Circondati dal grigiore multiforme dei palazzi, gli orti urbani sono uno strumento importante per salvaguardare il territorio attraverso le coltivazioni ortofrutticole. L'area territoriale destinata a coltivazioni viene in questo modo preservata dal degrado, dall’abbandono, rivisitata e rivissuta in un'ottica dinamica di appartenenza e tutela a 360°.
 

Sfiorano quota 2.800 gli orti urbani nei capoluoghi di provincia della Lombardia, con una crescita del 40% rispetto a due anni fa. E’ quanto spiega la prima Mappa 2014 stilata dalla Coldiretti Lombardia sulle oasi verdi coltivate a gestione pubblica, più alcune nate dall’iniziativa dei privati. E il numero è in costante aumento anche nel comune di Monza, dove ci sono 100 orti: 48 in via Villora, 28 in viale Sicilia, 16 in via Vecellio,8 in largo Alpini. La metratura è di circa 60 metri quadri e il corrispettivo annuale da versare è di 100 euro. Sono coltivati da pensionati ultrasessantenni.

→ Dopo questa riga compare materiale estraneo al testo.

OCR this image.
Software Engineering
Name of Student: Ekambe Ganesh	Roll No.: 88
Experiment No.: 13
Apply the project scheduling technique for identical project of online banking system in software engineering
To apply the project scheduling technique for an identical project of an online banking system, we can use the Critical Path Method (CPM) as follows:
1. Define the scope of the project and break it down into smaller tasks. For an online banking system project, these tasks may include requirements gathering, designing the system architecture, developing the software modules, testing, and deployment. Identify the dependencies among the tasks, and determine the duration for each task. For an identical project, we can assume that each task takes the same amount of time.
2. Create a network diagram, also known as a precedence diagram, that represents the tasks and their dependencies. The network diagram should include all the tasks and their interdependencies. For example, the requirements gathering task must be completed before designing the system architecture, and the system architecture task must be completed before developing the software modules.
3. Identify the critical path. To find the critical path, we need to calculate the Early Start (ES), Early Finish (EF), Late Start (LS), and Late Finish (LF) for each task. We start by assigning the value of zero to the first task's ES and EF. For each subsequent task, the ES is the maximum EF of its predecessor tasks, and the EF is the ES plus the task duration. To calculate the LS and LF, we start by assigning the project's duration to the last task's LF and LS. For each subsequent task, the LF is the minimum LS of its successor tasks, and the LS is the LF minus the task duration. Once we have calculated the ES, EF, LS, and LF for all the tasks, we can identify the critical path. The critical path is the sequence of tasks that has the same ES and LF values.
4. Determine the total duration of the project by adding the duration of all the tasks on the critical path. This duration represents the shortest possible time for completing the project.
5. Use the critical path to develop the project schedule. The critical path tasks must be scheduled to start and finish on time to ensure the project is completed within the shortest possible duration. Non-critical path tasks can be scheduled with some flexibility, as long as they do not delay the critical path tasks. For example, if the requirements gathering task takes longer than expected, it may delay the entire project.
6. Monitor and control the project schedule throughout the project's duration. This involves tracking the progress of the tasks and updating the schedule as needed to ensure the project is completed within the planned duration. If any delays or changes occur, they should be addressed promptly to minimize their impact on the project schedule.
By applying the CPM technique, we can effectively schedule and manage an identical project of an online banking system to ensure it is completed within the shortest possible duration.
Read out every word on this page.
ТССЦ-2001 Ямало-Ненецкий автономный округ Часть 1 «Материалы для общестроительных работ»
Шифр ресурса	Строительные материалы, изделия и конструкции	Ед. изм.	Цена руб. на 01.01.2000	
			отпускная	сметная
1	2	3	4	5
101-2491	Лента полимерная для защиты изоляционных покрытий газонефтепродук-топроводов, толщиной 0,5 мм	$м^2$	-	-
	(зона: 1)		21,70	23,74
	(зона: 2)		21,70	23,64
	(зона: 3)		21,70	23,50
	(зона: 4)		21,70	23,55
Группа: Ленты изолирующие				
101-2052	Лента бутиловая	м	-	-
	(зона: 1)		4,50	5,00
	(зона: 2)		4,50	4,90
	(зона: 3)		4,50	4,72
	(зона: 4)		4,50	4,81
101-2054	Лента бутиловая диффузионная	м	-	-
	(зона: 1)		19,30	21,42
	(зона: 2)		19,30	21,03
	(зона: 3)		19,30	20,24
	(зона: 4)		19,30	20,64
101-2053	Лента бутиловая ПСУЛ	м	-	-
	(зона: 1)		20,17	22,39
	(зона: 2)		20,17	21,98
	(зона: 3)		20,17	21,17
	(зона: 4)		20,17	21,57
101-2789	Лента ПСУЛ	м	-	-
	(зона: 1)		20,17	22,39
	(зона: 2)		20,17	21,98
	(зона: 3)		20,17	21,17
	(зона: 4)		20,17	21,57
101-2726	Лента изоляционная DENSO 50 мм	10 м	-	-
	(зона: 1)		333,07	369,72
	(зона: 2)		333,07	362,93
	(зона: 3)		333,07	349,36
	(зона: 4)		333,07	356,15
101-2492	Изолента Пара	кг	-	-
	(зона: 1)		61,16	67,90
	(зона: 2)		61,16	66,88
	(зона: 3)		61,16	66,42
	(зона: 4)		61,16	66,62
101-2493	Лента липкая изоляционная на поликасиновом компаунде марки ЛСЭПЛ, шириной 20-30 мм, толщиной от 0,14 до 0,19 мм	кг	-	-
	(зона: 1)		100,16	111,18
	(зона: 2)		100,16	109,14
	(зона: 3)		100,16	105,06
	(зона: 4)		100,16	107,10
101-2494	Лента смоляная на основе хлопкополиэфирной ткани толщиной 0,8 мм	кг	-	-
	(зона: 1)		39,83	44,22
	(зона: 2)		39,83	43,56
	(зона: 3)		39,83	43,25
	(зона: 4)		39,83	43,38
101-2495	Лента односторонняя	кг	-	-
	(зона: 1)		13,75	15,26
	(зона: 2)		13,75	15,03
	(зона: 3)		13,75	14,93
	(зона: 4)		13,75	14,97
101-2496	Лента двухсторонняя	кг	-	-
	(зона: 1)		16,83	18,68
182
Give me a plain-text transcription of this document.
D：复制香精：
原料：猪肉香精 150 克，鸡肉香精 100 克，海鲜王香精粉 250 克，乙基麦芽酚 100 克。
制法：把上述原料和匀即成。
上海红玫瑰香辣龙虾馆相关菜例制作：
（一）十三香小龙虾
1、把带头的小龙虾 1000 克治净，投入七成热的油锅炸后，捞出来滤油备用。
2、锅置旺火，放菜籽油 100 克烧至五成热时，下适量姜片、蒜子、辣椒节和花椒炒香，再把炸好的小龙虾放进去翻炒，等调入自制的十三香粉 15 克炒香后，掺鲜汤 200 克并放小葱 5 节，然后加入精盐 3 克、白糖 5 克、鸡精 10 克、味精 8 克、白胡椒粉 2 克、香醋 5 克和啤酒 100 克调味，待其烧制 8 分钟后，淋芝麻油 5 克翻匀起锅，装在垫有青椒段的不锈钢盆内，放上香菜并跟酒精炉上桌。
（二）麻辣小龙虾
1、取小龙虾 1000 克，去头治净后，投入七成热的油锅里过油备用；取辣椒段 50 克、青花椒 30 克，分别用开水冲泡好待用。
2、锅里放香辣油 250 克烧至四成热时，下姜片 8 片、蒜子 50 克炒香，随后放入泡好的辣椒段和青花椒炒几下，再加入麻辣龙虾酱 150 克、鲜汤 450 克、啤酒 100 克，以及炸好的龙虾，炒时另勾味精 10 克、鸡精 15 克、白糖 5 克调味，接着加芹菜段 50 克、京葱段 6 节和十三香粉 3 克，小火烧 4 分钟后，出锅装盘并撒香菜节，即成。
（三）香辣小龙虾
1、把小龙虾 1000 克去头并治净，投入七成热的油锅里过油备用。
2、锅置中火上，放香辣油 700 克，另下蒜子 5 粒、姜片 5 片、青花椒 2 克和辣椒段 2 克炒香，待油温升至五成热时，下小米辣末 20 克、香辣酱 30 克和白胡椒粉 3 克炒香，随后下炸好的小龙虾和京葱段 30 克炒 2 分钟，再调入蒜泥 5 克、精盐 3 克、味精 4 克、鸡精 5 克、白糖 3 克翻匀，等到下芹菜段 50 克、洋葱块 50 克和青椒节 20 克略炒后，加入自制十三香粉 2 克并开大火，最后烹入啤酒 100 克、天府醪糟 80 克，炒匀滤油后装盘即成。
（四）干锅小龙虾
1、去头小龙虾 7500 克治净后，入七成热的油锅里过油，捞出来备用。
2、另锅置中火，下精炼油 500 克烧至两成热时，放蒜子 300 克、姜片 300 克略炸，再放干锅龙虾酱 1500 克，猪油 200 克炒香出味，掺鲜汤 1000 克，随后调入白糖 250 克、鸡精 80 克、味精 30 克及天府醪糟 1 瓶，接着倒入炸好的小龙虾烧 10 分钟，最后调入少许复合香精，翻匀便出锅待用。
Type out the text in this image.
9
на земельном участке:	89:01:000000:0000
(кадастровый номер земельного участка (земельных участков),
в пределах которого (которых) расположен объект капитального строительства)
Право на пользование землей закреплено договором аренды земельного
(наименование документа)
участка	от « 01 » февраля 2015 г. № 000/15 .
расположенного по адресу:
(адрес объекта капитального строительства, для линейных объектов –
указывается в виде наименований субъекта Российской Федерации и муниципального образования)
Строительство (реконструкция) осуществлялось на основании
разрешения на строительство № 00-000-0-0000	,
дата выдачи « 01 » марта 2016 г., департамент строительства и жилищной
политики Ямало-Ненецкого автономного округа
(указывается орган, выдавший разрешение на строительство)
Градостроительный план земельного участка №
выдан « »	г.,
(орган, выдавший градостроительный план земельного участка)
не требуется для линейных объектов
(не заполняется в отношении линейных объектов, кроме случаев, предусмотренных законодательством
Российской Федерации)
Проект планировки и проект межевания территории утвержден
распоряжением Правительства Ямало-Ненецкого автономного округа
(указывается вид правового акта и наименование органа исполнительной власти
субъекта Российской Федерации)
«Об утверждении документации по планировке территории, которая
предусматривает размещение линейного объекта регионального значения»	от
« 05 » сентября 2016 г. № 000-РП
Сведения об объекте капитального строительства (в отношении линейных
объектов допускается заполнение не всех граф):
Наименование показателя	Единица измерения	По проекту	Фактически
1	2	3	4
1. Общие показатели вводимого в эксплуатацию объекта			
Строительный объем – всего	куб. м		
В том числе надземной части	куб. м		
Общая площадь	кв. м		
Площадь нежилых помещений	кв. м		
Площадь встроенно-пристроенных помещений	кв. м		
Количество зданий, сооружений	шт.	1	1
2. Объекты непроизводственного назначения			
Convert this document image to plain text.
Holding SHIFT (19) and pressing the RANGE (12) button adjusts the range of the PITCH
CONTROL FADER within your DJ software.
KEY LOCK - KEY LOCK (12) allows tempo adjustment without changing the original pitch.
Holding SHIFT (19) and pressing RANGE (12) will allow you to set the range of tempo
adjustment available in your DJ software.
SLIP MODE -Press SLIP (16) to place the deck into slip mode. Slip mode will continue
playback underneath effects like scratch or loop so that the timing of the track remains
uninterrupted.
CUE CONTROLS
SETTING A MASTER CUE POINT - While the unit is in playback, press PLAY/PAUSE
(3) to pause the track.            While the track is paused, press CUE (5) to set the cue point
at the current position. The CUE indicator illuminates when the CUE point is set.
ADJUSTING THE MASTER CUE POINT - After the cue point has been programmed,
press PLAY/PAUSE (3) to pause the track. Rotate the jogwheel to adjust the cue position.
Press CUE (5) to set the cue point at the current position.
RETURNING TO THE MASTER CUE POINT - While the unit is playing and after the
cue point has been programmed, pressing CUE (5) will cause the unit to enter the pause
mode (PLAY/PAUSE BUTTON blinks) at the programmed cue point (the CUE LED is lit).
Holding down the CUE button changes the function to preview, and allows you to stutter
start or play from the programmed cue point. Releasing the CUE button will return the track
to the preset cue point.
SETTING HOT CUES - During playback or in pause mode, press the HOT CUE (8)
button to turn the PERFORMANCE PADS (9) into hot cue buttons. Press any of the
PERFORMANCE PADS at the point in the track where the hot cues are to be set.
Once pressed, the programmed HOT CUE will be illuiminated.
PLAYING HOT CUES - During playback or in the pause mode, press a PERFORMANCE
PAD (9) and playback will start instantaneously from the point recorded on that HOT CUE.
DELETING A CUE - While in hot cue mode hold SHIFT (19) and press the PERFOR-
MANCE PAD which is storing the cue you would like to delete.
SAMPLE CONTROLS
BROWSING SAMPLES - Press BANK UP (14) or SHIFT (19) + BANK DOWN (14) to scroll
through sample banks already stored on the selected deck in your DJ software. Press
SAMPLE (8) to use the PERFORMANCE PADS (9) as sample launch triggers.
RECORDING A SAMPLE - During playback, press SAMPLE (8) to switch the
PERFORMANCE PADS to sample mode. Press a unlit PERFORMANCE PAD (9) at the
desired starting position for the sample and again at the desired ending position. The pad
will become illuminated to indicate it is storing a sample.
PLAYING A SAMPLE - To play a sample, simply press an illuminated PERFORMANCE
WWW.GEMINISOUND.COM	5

I primi orti risalgono a oltre dieci anni fa, al 2002.
 

Il tutto in una regione dove la disponibilità di verde urbano, secondo gli ultimi dati Istat, è di circa 36 metri quadrati per abitante, con valori pro capite molto diversi a seconda dei capoluoghi di provincia: 8,9 a Varese, 9,9 a Como, 49,7 a Sondrio, 16,4 a Milano, 10,8 a Bergamo, 137,9 a Brescia, 198 a Pavia, 36,2 a Cremona, 33,8 a Mantova, 6,7 a Lecco, 23,6 a Lodi e 70,4 a Monza.
 

“Fare un piccolo orto o curare una piantina in un vaso –afferma Ettore Prandini – è educativo anche per i bambini, che imparano che frutta e verdura non nascono dagli scaffali di qualche supermercato, ma dalle piante, dal lavoro dell’uomo, dalla cura che mettiamo nelle cose”.